One key limitation of this second (NHANES) study is that the NHANES wave used 2003 - 2004 is relatively dated. These data were used, however, as this is the most recent NHANES wave that includes Doppler occlusion pressures that allow for the calculation of ABI. These data are particularly pertinent because a limitation of other, similar studies is their reliance on surrogates for PAD (such as clinical symptoms) while this current study uses ABI, the gold standard for PAD diagnosis (Conte et al., 2019).  There, nonetheless remains a potential negative impact to using this 15-year old data. Indeed, data suggests that while overall national amputation rates have decreased over the past two decades, amputation rates among Blacks have not decreased (Goodney et al., 2015). This suggests that this amputation-revascularization disparity is at least as bad today as it was during the 2003-2004 NHANES survey period. 

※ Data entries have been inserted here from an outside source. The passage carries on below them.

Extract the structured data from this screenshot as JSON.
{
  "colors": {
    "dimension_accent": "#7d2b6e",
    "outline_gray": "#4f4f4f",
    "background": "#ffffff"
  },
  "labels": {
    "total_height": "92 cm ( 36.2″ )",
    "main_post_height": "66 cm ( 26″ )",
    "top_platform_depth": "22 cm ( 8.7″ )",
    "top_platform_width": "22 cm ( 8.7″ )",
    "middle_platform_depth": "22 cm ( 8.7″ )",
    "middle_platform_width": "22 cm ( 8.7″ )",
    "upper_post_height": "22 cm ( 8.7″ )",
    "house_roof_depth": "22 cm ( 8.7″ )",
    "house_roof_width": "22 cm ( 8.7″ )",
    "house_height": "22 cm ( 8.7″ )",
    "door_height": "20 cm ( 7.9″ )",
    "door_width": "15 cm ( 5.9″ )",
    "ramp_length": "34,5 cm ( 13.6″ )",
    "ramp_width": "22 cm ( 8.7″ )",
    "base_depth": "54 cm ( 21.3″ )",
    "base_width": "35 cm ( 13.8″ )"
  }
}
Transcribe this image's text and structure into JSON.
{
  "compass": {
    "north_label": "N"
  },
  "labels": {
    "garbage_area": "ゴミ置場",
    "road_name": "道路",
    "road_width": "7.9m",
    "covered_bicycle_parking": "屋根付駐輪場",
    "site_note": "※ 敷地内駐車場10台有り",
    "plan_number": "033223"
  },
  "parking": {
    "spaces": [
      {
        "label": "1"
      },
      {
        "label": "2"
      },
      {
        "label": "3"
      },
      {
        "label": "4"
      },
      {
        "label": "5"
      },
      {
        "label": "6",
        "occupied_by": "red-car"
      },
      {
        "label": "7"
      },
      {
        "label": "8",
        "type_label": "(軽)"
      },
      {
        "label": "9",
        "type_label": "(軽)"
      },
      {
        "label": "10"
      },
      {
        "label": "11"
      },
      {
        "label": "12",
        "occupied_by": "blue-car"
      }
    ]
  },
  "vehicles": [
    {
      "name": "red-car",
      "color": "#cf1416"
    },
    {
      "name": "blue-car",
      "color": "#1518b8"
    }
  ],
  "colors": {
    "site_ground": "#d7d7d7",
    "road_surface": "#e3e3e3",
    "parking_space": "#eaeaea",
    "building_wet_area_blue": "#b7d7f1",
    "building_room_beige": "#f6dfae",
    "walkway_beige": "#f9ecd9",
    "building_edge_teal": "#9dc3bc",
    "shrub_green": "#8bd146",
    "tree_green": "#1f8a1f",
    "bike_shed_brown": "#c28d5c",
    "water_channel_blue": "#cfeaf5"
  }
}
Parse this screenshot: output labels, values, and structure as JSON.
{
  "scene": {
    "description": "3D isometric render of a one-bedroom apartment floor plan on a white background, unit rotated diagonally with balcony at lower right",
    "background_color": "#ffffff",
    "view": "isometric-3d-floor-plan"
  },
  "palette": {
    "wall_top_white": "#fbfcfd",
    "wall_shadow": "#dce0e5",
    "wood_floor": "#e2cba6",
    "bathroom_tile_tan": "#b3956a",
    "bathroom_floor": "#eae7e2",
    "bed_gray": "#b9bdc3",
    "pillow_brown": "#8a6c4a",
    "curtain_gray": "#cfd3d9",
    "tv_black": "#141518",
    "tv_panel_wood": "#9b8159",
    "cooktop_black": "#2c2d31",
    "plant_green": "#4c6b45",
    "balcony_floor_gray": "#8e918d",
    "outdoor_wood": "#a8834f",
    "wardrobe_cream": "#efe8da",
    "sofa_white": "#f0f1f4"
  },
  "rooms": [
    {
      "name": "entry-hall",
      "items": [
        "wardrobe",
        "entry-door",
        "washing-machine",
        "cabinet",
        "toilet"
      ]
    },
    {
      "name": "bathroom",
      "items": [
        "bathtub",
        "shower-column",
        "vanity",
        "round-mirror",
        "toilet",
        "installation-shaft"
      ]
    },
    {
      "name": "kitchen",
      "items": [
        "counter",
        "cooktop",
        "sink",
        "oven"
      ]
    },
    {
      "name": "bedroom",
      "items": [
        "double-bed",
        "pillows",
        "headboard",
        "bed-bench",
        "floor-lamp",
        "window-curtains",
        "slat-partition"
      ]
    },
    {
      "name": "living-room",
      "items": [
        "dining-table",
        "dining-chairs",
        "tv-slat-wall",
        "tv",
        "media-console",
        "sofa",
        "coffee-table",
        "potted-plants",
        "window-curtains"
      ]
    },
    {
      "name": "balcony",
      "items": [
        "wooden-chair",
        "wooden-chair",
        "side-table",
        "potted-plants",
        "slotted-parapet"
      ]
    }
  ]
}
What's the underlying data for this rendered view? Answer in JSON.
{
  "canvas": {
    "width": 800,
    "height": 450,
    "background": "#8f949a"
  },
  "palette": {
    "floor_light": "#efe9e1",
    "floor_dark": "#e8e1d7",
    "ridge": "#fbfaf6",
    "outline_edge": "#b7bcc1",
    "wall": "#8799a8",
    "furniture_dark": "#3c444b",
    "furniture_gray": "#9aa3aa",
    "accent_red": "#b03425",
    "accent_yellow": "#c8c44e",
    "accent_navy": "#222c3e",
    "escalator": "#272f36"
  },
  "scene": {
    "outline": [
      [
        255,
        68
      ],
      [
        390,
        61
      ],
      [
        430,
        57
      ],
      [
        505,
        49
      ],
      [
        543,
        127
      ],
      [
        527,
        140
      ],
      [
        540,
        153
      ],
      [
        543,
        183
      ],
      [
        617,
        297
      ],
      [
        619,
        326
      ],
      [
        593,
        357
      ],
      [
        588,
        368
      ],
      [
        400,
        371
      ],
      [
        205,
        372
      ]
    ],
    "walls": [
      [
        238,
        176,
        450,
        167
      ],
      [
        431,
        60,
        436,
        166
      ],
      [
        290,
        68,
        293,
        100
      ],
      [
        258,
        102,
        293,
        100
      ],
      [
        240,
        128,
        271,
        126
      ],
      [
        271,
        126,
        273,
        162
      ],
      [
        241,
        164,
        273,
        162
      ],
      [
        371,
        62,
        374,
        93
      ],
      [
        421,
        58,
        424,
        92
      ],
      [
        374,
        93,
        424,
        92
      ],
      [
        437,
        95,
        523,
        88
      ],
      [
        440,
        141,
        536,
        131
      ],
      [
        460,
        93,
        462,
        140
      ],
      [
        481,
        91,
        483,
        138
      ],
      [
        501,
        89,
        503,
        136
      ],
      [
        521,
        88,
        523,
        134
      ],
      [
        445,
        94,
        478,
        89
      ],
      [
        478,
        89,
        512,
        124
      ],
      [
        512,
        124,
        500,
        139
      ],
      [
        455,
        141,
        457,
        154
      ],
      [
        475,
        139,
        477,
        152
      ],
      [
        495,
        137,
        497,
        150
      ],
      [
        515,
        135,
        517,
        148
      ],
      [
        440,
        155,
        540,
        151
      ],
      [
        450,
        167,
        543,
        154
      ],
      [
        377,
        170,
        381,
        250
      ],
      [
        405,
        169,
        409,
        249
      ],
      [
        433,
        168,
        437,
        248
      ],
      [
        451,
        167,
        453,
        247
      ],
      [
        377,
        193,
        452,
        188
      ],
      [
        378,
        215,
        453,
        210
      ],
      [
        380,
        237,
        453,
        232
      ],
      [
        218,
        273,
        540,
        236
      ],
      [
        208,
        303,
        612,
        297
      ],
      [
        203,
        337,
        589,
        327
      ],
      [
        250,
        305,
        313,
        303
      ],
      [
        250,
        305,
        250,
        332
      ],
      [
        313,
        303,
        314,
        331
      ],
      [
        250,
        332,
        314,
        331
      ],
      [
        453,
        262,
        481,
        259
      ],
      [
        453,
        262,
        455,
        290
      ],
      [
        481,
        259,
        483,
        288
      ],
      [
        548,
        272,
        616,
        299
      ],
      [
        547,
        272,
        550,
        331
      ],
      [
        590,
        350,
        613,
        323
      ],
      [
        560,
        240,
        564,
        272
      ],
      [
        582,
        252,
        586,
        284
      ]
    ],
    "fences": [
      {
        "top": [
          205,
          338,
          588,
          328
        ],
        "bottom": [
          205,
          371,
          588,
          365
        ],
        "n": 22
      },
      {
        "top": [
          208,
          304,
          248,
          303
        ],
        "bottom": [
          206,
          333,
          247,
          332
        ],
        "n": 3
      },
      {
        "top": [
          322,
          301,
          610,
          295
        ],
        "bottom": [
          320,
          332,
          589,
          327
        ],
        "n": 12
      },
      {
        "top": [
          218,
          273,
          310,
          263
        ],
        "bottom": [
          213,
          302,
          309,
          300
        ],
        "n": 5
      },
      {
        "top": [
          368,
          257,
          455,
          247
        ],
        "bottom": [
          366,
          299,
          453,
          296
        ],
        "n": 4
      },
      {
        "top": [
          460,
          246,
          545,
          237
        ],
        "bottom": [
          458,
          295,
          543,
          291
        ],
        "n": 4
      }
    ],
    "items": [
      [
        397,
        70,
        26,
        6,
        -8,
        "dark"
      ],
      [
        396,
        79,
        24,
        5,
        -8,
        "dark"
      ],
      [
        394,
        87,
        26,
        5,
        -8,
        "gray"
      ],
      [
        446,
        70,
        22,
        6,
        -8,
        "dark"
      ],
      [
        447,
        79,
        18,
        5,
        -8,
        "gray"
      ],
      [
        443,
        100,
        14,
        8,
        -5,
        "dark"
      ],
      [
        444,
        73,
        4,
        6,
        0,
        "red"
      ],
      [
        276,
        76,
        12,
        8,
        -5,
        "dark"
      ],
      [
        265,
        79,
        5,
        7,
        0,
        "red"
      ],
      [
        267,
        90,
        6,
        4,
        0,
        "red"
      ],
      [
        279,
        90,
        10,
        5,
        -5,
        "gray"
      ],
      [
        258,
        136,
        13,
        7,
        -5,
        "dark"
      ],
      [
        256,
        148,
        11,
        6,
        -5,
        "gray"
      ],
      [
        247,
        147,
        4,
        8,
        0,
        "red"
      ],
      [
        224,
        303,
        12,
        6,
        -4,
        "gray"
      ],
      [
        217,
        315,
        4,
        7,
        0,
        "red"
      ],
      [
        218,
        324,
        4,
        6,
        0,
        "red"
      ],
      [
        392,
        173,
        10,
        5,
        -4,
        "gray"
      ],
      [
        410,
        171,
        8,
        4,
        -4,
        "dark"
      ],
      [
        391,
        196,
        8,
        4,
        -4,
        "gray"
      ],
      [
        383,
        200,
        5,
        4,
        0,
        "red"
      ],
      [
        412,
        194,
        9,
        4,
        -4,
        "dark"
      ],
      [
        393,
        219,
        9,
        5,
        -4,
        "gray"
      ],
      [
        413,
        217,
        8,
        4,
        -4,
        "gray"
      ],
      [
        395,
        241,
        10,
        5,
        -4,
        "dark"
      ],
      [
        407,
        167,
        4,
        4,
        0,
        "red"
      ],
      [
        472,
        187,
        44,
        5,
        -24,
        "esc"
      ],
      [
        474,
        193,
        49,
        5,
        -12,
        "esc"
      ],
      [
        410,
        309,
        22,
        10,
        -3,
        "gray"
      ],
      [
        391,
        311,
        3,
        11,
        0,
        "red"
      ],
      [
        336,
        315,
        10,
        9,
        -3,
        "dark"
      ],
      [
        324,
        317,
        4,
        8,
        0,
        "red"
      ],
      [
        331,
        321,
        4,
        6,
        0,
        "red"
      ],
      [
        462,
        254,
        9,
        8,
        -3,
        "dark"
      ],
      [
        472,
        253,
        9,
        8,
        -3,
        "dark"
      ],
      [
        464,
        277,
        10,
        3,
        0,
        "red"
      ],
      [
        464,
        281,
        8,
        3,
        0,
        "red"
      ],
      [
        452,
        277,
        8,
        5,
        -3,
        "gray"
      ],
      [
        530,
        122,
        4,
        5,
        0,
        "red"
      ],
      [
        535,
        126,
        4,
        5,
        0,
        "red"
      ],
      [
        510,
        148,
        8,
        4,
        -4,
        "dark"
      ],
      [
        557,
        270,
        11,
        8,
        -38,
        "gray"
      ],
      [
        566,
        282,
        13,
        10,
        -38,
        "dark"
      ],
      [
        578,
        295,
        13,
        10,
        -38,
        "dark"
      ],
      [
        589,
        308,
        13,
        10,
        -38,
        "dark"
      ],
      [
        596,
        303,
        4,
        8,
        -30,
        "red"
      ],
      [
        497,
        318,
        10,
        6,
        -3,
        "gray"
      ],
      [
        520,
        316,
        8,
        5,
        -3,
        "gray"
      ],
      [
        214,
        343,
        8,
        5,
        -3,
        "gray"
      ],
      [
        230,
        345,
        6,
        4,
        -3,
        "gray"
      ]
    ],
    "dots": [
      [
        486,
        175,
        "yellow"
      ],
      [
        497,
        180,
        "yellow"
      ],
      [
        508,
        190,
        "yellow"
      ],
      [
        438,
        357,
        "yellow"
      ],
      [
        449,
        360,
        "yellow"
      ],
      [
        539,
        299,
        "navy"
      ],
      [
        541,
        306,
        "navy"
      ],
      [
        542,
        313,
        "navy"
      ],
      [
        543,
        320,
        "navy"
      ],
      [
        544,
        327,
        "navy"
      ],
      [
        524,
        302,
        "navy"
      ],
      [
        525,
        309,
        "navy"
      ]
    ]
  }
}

This study may also be considered to highlight the need for continued collection of this clinical data. Our study is unable to establish allostatic load as a factor in the pathogenesis of this amputation-revascularization disparity. It is possible that the inability to conclusively prove this as a factor could be as a result of Type II Error relating to a sample size that was simply too small. In addition to continued study of allostatic load in better-powered studies, additional investigations regarding the molecular mechanisms by which this disparity operates still need to be studied.   Current data point to the potential pathways of inflammation (Libby et al., 2002; Sullivan et al., 2000)  and endothelial dysfunction. In vitro and in vivo racial differences in inflammation have been identified (Feairheller et al., 2011)and Blacks, with early life adversity, have been noted to have high concentrations of inflammatory biomarkers in mid-life (Slopen et al., 2010). There are studies that suggest race-specific differences in endothelial function and a propensity of Blacks towards endothelial dysfunction (Freedman et al., 2000; Grubbs et al., 2002; Mulukutla et al., 2010; Qureshi et al., 2007). The multi-factorial nature of this health disparity indicates a highly complex process that spans health policy, health economics and medical care as well as biologic and cellular processes. This current study was unable to identify a clear association between PAD severity and allostatic load. Therefore, we were unable to establish allostatic load as a probable down-stream  factor in the amputation-revascularization disparities pathway.

The authors have not declared any conflict of interests.

This project was supported in part by the National Institute on Minority Health and Health Disparities of the National Institutes of Health under Award Number 2U54MD007597.